…or fighting two 6’3″ guys at once…or coaching a tired, frustrated second grader…or cramming five forms into ten minutes.
Last week I didn’t go to taekwondo class at all. There was a major upheaval in my life that I saw coming, but the aftershocks are still rumbling through my quiet home and uneasy heart. All the meditation and law-of-attraction reading and mental pep talks helped, but they didn’t stop me from sinking into a micro-depression and spening most of the weekend curled up on the couch watching Netflix. I know it’s leading to something good for everyone, but the cards haven’t been fully played yet. Who knew the best remedy would be a good healthy distraction?
I was a little worried about going back to class on Monday, or as we call it, “cardio night.” Could my weakened body handle it? I haven’t exercised much lately nor have I eaten much, so I’m whittling down to the haggard weight I was when I started taekwondo as a very troubled soul with a drinking problem and a rattled sense of self. But…I’m slowly getting my groove back. Saturday I went to an invigorating yoga class with my favorite teacher. Sunday I swam laps and my muscles sang with joy. I haven’t cried in three days, which is a welcome change. My mind wants to shut down and hide, but my body knows it’s time to get back in the game.
Monday was great! We had a large class, which meant lots of fast-paced drills and WAY too many giggles for a martial arts class. I needed those laughs though. I was asked to lead the warmups, and at first I hesitated since my mind and heart were still twisting and turning around recent events, but it helped me refocus. My specialty is yoga and Pilates, so I took the opportunity to take my victims–I mean, my students!–through some of my favorite poses and exercises. I came back for a double tonight–sparring and advanced red and black belt class. Surprisingly my lungs, heart, and legs (although still sore from Monday’s duck walks) kept up.
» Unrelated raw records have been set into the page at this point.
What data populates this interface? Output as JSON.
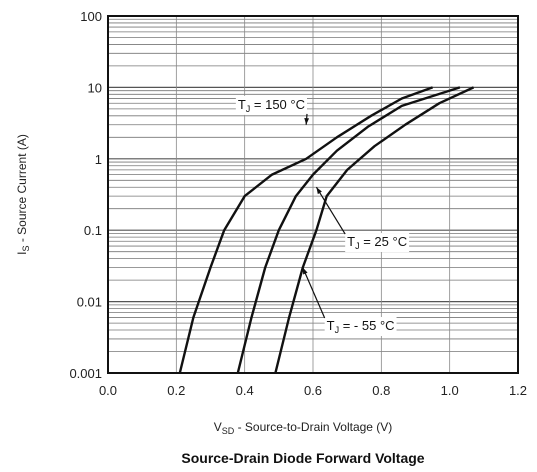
{
  "chart_data": {
    "type": "line",
    "title": "Source-Drain Diode Forward Voltage",
    "xlabel": {
      "main": "V",
      "sub": "SD",
      "rest": " - Source-to-Drain Voltage (V)"
    },
    "ylabel": {
      "main": "I",
      "sub": "S",
      "rest": " - Source Current (A)"
    },
    "xlim": [
      0.0,
      1.2
    ],
    "ylim": [
      0.001,
      100
    ],
    "yscale": "log",
    "grid": true,
    "x_ticks": [
      "0.0",
      "0.2",
      "0.4",
      "0.6",
      "0.8",
      "1.0",
      "1.2"
    ],
    "y_ticks": [
      "0.001",
      "0.01",
      "0.1",
      "1",
      "10",
      "100"
    ],
    "series": [
      {
        "name": {
          "main": "T",
          "sub": "J",
          "rest": " = 150 °C"
        },
        "points": [
          [
            0.21,
            0.001
          ],
          [
            0.25,
            0.006
          ],
          [
            0.3,
            0.03
          ],
          [
            0.34,
            0.1
          ],
          [
            0.4,
            0.3
          ],
          [
            0.48,
            0.6
          ],
          [
            0.58,
            1.0
          ],
          [
            0.67,
            2.0
          ],
          [
            0.77,
            4.0
          ],
          [
            0.86,
            7.0
          ],
          [
            0.95,
            10.0
          ]
        ]
      },
      {
        "name": {
          "main": "T",
          "sub": "J",
          "rest": " = 25 °C"
        },
        "points": [
          [
            0.38,
            0.001
          ],
          [
            0.42,
            0.006
          ],
          [
            0.46,
            0.03
          ],
          [
            0.5,
            0.1
          ],
          [
            0.55,
            0.3
          ],
          [
            0.6,
            0.6
          ],
          [
            0.67,
            1.3
          ],
          [
            0.76,
            2.8
          ],
          [
            0.86,
            5.5
          ],
          [
            1.03,
            10.0
          ]
        ]
      },
      {
        "name": {
          "main": "T",
          "sub": "J",
          "rest": " = - 55 °C"
        },
        "points": [
          [
            0.49,
            0.001
          ],
          [
            0.53,
            0.006
          ],
          [
            0.57,
            0.03
          ],
          [
            0.61,
            0.1
          ],
          [
            0.64,
            0.3
          ],
          [
            0.7,
            0.7
          ],
          [
            0.78,
            1.5
          ],
          [
            0.87,
            3.0
          ],
          [
            0.97,
            6.0
          ],
          [
            1.07,
            10.0
          ]
        ]
      }
    ],
    "annotations": [
      {
        "series": 0,
        "label_at": [
          0.38,
          5.0
        ],
        "arrow_to": [
          0.58,
          3.0
        ]
      },
      {
        "series": 1,
        "label_at": [
          0.7,
          0.06
        ],
        "arrow_to": [
          0.61,
          0.4
        ]
      },
      {
        "series": 2,
        "label_at": [
          0.64,
          0.004
        ],
        "arrow_to": [
          0.57,
          0.03
        ]
      }
    ]
  }
}
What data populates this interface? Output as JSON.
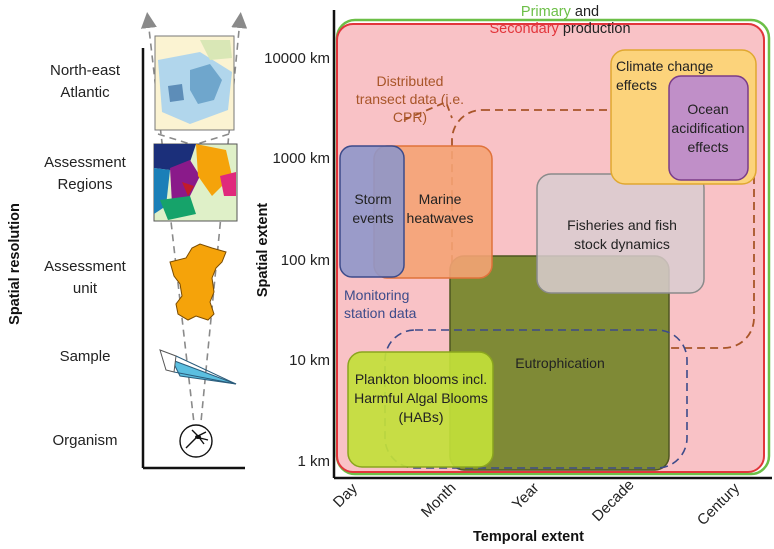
{
  "left_panel": {
    "axis_title": "Spatial resolution",
    "levels": [
      {
        "label": "North-east Atlantic",
        "icon": "map-icon"
      },
      {
        "label": "Assessment Regions",
        "icon": "regions-map-icon"
      },
      {
        "label": "Assessment unit",
        "icon": "unit-shape-icon"
      },
      {
        "label": "Sample",
        "icon": "plankton-net-icon"
      },
      {
        "label": "Organism",
        "icon": "organism-icon"
      }
    ]
  },
  "main_panel": {
    "y_axis_title": "Spatial extent",
    "x_axis_title": "Temporal extent",
    "y_ticks": [
      "10000 km",
      "1000 km",
      "100 km",
      "10 km",
      "1 km"
    ],
    "x_ticks": [
      "Day",
      "Month",
      "Year",
      "Decade",
      "Century"
    ],
    "production": {
      "primary": "Primary",
      "and": "and",
      "secondary": "Secondary",
      "production": "production"
    },
    "boxes": [
      {
        "label": "Storm events",
        "color": "#8f97c9"
      },
      {
        "label": "Marine heatwaves",
        "color": "#f4a374"
      },
      {
        "label": "Fisheries and fish stock dynamics",
        "color": "#d9cdd0"
      },
      {
        "label": "Eutrophication",
        "color": "#7f8a36"
      },
      {
        "label": "Plankton blooms incl. Harmful Algal Blooms (HABs)",
        "color": "#c2e03a"
      },
      {
        "label": "Climate change effects",
        "color": "#fcd37b"
      },
      {
        "label": "Ocean acidification effects",
        "color": "#c08fc8"
      }
    ],
    "dashed": [
      {
        "label": "Distributed transect data (i.e. CPR)",
        "color": "#a85528"
      },
      {
        "label": "Monitoring station data",
        "color": "#3d4b8a"
      }
    ],
    "colors": {
      "primary": "#6cbf47",
      "secondary": "#e2353b",
      "background": "#f9c2c6"
    }
  }
}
I felt relaxed and at ease for the first time in a few weeks.
The dojang is the only place where I am truly and utterly present. It is such a perfect yoking of mind and body that it rivals yoga. “It’s moving meditation,” I said to my classmates in a singsongy voice when the instructor asked if we wanted to run through a few forms and they groaned in response. And it is. I didn’t realize how much I need taekwondo or my classmates and instructors until tonight.
Grandmaster cornered me before class and encouraged me not to give up. He must have noticed my absence over the past month or two, but I haven’t told him why. He noted that many people quit around red belt since they don’t see rapid progress. “Be patient,” he said, “It’s not like this,” shooting his arm straight up into the air. “It’s more like this.” He wiggled his hand to indicate tiny stair steps. One step at a time, one day at a time, one class at a time it will all work out.